Low urine calcium excretion in African American patients with primary hyperparathyroidism.
Academic Article
Overview
abstract
OBJECTIVE: To evaluate the prevalence of low urine calcium excretion in African American patients with primary hyperparathyroidism (PHPT), a common disorder associated with bone and renal complications, and to assess the distinction between PHPT and familial hypocalciuric hypercalcemia (FHH), a rare benign genetic disease. METHODS: We conducted a retrospective study on a cohort of 1,297 patients in whom a 24-hour urine study was performed for measurement of urine calcium and creatinine. PHPT was diagnosed if the serum calcium concentration was ≥10.5 mg/dL and intact parathyroid hormone (PTH) was ≥40 pg/mL. Patients receiving medications that affect urine calcium or with glomerular filtration rate ≤30 mL/min were excluded. RESULTS: Ninety-six patients satisfied the diagnostic criteria for PHPT. The African American (n = 70) and non-African American (n = 26) patients did not differ in their mean age, body mass index, glomerular filtration rate, serum PTH, 25-hydroxyvitamin D levels, and 24-hour urine creatinine values.
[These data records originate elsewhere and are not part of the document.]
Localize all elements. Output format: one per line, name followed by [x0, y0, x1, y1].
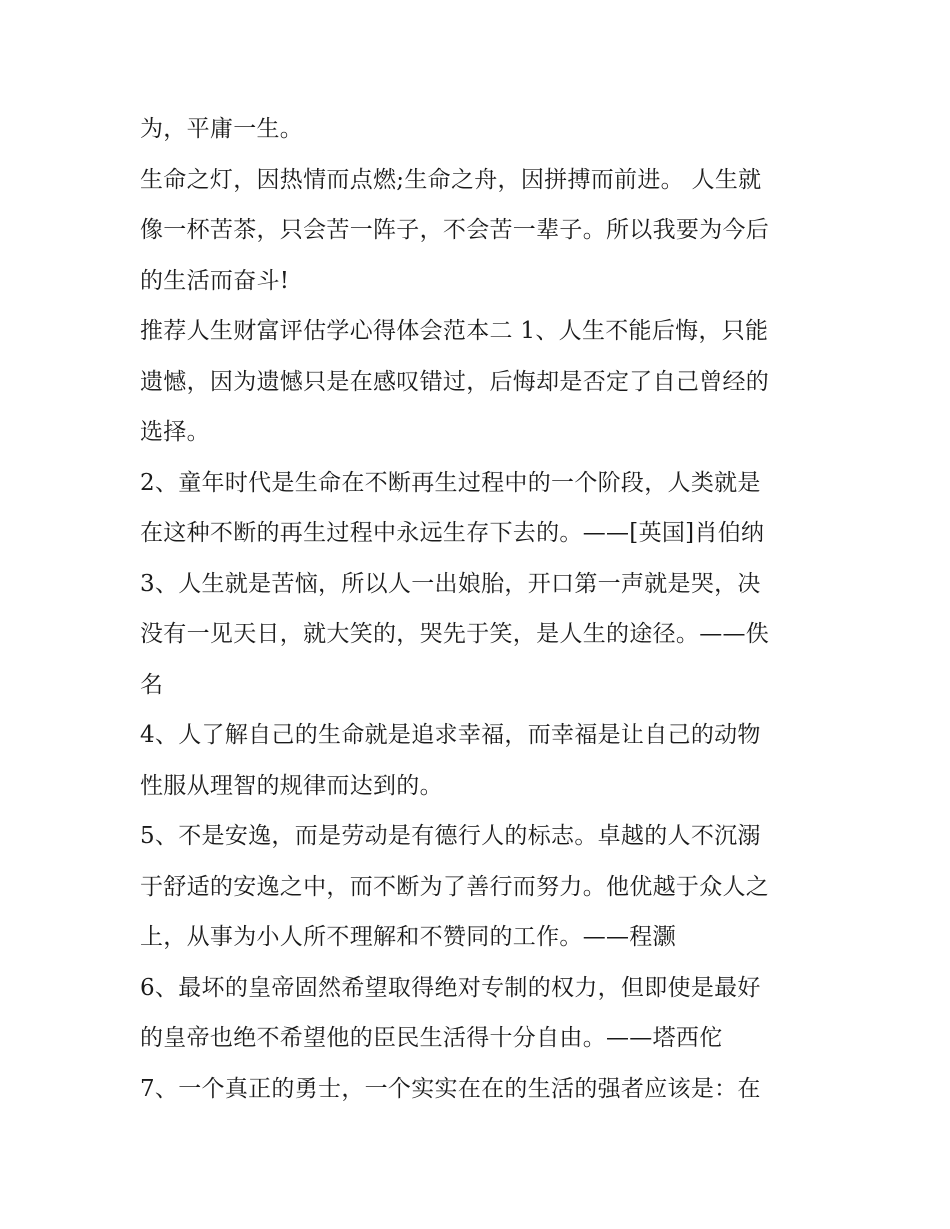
text-line: 6、最坏的皇帝固然希望取得绝对专制的权力，但即使是最好: [140, 974, 761, 1001]
text-line: 5、不是安逸，而是劳动是有德行人的标志。卓越的人不沉溺: [140, 823, 761, 849]
text-line: 生命之灯，因热情而点燃;生命之舟，因拼搏而前进。 人生就: [140, 166, 762, 193]
text-line: 2、童年时代是生命在不断再生过程中的一个阶段，人类就是: [140, 469, 761, 496]
text-line: 的皇帝也绝不希望他的臣民生活得十分自由。——塔西佗: [140, 1025, 723, 1051]
text-line: 3、人生就是苦恼，所以人一出娘胎，开口第一声就是哭，决: [140, 570, 761, 597]
text-line: 4、人了解自己的生命就是追求幸福，而幸福是让自己的动物: [140, 722, 761, 748]
text-line: 像一杯苦茶，只会苦一阵子，不会苦一辈子。所以我要为今后: [140, 217, 770, 243]
text-line: 为，平庸一生。: [140, 116, 304, 142]
text-line: 7、一个真正的勇士，一个实实在在的生活的强者应该是：在: [140, 1075, 761, 1102]
text-line: 在这种不断的再生过程中永远生存下去的。——[英国]肖伯纳: [140, 520, 765, 546]
text-line: 上，从事为小人所不理解和不赞同的工作。——程灏: [140, 924, 676, 950]
text-line: 名: [140, 671, 164, 698]
text-line: 的生活而奋斗!: [140, 267, 290, 294]
text-line: 于舒适的安逸之中，而不断为了善行而努力。他优越于众人之: [140, 873, 770, 900]
text-line: 遗憾，因为遗憾只是在感叹错过，后悔却是否定了自己曾经的: [140, 368, 770, 395]
text-line: 推荐人生财富评估学心得体会范本二 1、人生不能后悔，只能: [140, 318, 769, 344]
text-line: 性服从理智的规律而达到的。: [140, 772, 443, 799]
text-line: 没有一见天日，就大笑的，哭先于笑，是人生的途径。——佚: [140, 621, 770, 647]
text-line: 选择。: [140, 419, 210, 445]
document-body: [140, 104, 820, 1114]
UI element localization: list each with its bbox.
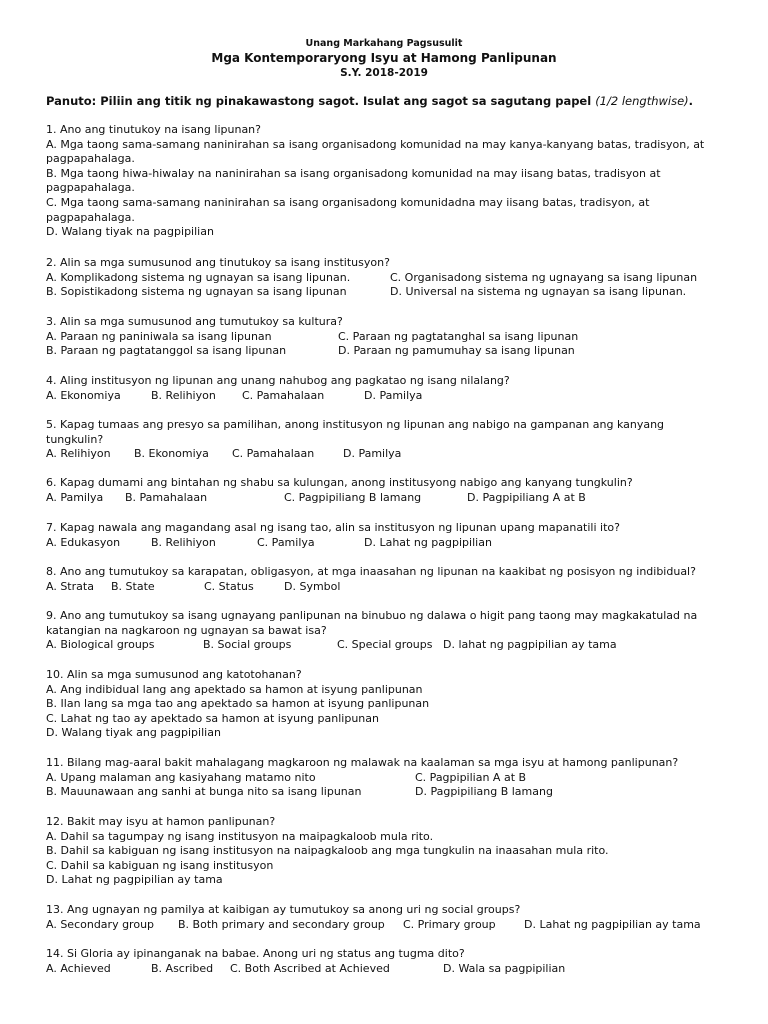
- question-text: 2. Alin sa mga sumusunod ang tinutukoy sa isang institusyon?: [46, 256, 390, 269]
- option: D. lahat ng pagpipilian ay tama: [443, 638, 617, 652]
- option: D. Pamilya: [364, 388, 423, 402]
- option: C. Mga taong sama-samang naninirahan sa isang organisadong komunidadna may iisang batas, tradisyon, at pagpapahalaga.: [46, 195, 650, 224]
- question-3: [46, 315, 736, 359]
- option: B. Both primary and secondary group: [178, 917, 385, 931]
- option: B. Relihiyon: [151, 535, 216, 549]
- option: C. Status: [204, 579, 254, 593]
- option: A. Biological groups: [46, 638, 155, 652]
- question-text: 1. Ano ang tinutukoy na isang lipunan?: [46, 123, 261, 136]
- instructions-text: Panuto: Piliin ang titik ng pinakawastong sagot. Isulat ang sagot sa sagutang papel: [46, 94, 596, 108]
- option: A. Pamilya: [46, 490, 104, 504]
- option: C. Special groups: [337, 638, 433, 652]
- option: C. Pagpipilian A at B: [415, 770, 527, 784]
- option: A. Edukasyon: [46, 535, 121, 549]
- option: D. Pagpipiliang A at B: [467, 490, 586, 504]
- option: C. Pamilya: [257, 535, 315, 549]
- question-7: [46, 521, 736, 550]
- option: B. Social groups: [203, 638, 292, 652]
- option: C. Dahil sa kabiguan ng isang institusyon: [46, 858, 274, 872]
- question-9: [46, 609, 736, 653]
- option: A. Secondary group: [46, 917, 155, 931]
- option: A. Dahil sa tagumpay ng isang institusyon na maipagkaloob mula rito.: [46, 829, 434, 843]
- option: C. Lahat ng tao ay apektado sa hamon at isyung panlipunan: [46, 711, 379, 725]
- question-11: [46, 756, 736, 800]
- question-text: 10. Alin sa mga sumusunod ang katotohanan?: [46, 668, 302, 681]
- question-2: [46, 256, 736, 300]
- option: A. Relihiyon: [46, 447, 111, 461]
- question-text: 9. Ano ang tumutukoy sa isang ugnayang panlipunan na binubuo ng dalawa o higit pang taong may magkakatulad na katangian na nagkaroon ng ugnayan sa bawat isa?: [46, 609, 698, 637]
- option: A. Upang malaman ang kasiyahang matamo nito: [46, 770, 316, 784]
- option: D. Walang tiyak na pagpipilian: [46, 225, 214, 239]
- option: D. Symbol: [284, 579, 341, 593]
- option: B. State: [111, 579, 155, 593]
- option: C. Pagpipiliang B lamang: [284, 490, 422, 504]
- option: C. Both Ascribed at Achieved: [230, 961, 390, 975]
- option: D. Pamilya: [343, 447, 402, 461]
- option: D. Lahat ng pagpipilian: [364, 535, 492, 549]
- option: D. Lahat ng pagpipilian ay tama: [46, 873, 223, 887]
- question-text: 4. Aling institusyon ng lipunan ang unang nahubog ang pagkatao ng isang nilalang?: [46, 374, 510, 387]
- question-14: [46, 947, 736, 976]
- option: B. Dahil sa kabiguan ng isang institusyon na naipagkaloob ang mga tungkulin na inaasahan mula rito.: [46, 844, 609, 858]
- subject-title: Mga Kontemporaryong Isyu at Hamong Panlipunan: [211, 51, 557, 65]
- option: D. Paraan ng pamumuhay sa isang lipunan: [338, 344, 575, 358]
- option: B. Sopistikadong sistema ng ugnayan sa isang lipunan: [46, 285, 347, 299]
- question-text: 11. Bilang mag-aaral bakit mahalagang magkaroon ng malawak na kaalaman sa mga isyu at hamong panlipunan?: [46, 756, 679, 769]
- option: D. Pagpipiliang B lamang: [415, 785, 553, 799]
- question-text: 8. Ano ang tumutukoy sa karapatan, obligasyon, at mga inaasahan ng lipunan na kaakibat ng posisyon ng indibidual?: [46, 565, 696, 578]
- question-text: 14. Si Gloria ay ipinanganak na babae. Anong uri ng status ang tugma dito?: [46, 947, 465, 960]
- instructions-period: .: [688, 94, 694, 108]
- school-year: S.Y. 2018-2019: [340, 67, 428, 79]
- option: A. Ang indibidual lang ang apektado sa hamon at isyung panlipunan: [46, 682, 423, 696]
- question-13: [46, 903, 736, 932]
- option: C. Primary group: [403, 917, 496, 931]
- question-5: [46, 418, 736, 462]
- question-6: [46, 476, 736, 505]
- option: B. Ascribed: [151, 961, 214, 975]
- question-text: 13. Ang ugnayan ng pamilya at kaibigan ay tumutukoy sa anong uri ng social groups?: [46, 903, 521, 916]
- question-text: 12. Bakit may isyu at hamon panlipunan?: [46, 815, 276, 828]
- option: D. Walang tiyak ang pagpipilian: [46, 726, 221, 740]
- option: A. Mga taong sama-samang naninirahan sa isang organisadong komunidad na may kanya-kanyang batas, tradisyon, at pagpapahalaga.: [46, 137, 705, 166]
- option: A. Paraan ng paniniwala sa isang lipunan: [46, 329, 272, 343]
- option: C. Paraan ng pagtatanghal sa isang lipunan: [338, 329, 579, 343]
- question-text: 6. Kapag dumami ang bintahan ng shabu sa kulungan, anong institusyong nabigo ang kanyang tungkulin?: [46, 476, 633, 489]
- option: D. Wala sa pagpipilian: [443, 961, 566, 975]
- option: A. Ekonomiya: [46, 388, 121, 402]
- option: B. Pamahalaan: [125, 490, 208, 504]
- question-text: 7. Kapag nawala ang magandang asal ng isang tao, alin sa institusyon ng lipunan upang mapanatili ito?: [46, 521, 620, 534]
- option: C. Pamahalaan: [232, 447, 315, 461]
- option: D. Universal na sistema ng ugnayan sa isang lipunan.: [390, 285, 687, 299]
- question-text: 3. Alin sa mga sumusunod ang tumutukoy sa kultura?: [46, 315, 343, 328]
- instructions-paren: (1/2 lengthwise): [595, 94, 689, 108]
- exam-title: Unang Markahang Pagsusulit: [305, 38, 463, 49]
- option: A. Achieved: [46, 961, 111, 975]
- question-12: [46, 815, 736, 888]
- option: C. Organisadong sistema ng ugnayang sa isang lipunan: [390, 270, 698, 284]
- question-10: [46, 668, 736, 741]
- option: A. Strata: [46, 579, 94, 593]
- option: A. Komplikadong sistema ng ugnayan sa isang lipunan.: [46, 270, 351, 284]
- option: B. Ilan lang sa mga tao ang apektado sa hamon at isyung panlipunan: [46, 697, 430, 711]
- option: B. Mga taong hiwa-hiwalay na naninirahan sa isang organisadong komunidad na may iisang batas, tradisyon at pagpapahalaga.: [46, 166, 661, 195]
- option: B. Mauunawaan ang sanhi at bunga nito sa isang lipunan: [46, 785, 362, 799]
- question-text: 5. Kapag tumaas ang presyo sa pamilihan, anong institusyon ng lipunan ang nabigo na gampanan ang kanyang tungkulin?: [46, 418, 665, 446]
- question-1: [46, 123, 736, 240]
- option: B. Paraan ng pagtatanggol sa isang lipunan: [46, 344, 287, 358]
- question-4: [46, 374, 736, 403]
- option: B. Ekonomiya: [134, 447, 209, 461]
- question-8: [46, 565, 736, 594]
- option: B. Relihiyon: [151, 388, 216, 402]
- instructions: [46, 94, 726, 108]
- option: D. Lahat ng pagpipilian ay tama: [524, 917, 701, 931]
- option: C. Pamahalaan: [242, 388, 325, 402]
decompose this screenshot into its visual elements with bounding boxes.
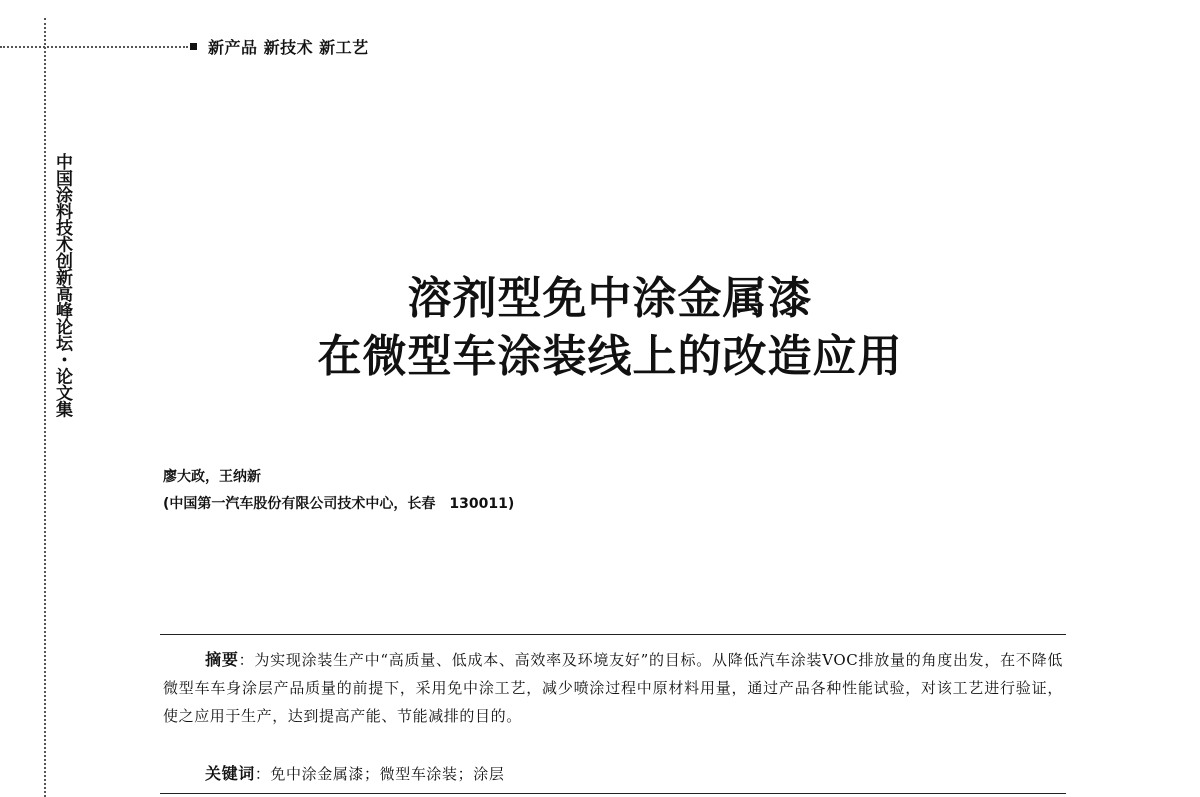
section-tag: 新产品 新技术 新工艺	[208, 38, 369, 57]
keywords-label: 关键词	[205, 764, 255, 783]
keywords-text: 免中涂金属漆；微型车涂装；涂层	[270, 765, 505, 783]
paper-title	[160, 270, 1060, 386]
paper-authors: 廖大政，王纳新	[163, 469, 261, 485]
paper-title-line1: 溶剂型免中涂金属漆	[407, 273, 813, 324]
paper-title-line2: 在微型车涂装线上的改造应用	[317, 331, 903, 382]
abstract-separator: ：	[238, 651, 255, 669]
abstract-text: 为实现涂装生产中“高质量、低成本、高效率及环境友好”的目标。从降低汽车涂装VOC排放量的角度出发，在不降低微型车车身涂层产品质量的前提下，采用免中涂工艺，减少喷涂过程中原材料用量，通过产品各种性能试验，对该工艺进行验证，使之应用于生产，达到提高产能、节能减排的目的。	[163, 651, 1063, 725]
header-dotted-leader	[0, 46, 188, 48]
abstract-label: 摘要	[205, 650, 239, 669]
keywords-block	[163, 763, 1063, 785]
abstract-block	[163, 646, 1063, 730]
header-bullet-icon	[190, 43, 197, 50]
journal-title-vertical: 中国涂料技术创新高峰论坛・论文集	[52, 153, 72, 417]
margin-dotted-rule	[44, 18, 46, 797]
paper-affiliation: (中国第一汽车股份有限公司技术中心，长春 130011)	[163, 496, 515, 512]
abstract-bottom-rule	[160, 793, 1066, 794]
keywords-separator: ：	[254, 765, 271, 783]
abstract-top-rule	[160, 634, 1066, 635]
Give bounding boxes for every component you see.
Median values of urine calcium/creatinine (mg/g) were 122 for African American versus 214 for non-African American patients (P = .006). Thirty-one of 70 African American patients (44%) had a urine calcium/creatinine ratio ≤100 mg/g, whereas only 2 of 26 non-African American patients (8%) had this value (P = .001). CONCLUSION: The prevalence of low urine calcium excretion among African American patients with PHPT is unexpectedly high. A threshold of 100 mg/g urine calcium/creatinine identified 44% of such patients with PHPT as having FHH in this cohort. Therefore, other clinical criteria and laboratory variables should be used to distinguish PHPT from FHH in African American patients with PTH-dependent hypercalcemia.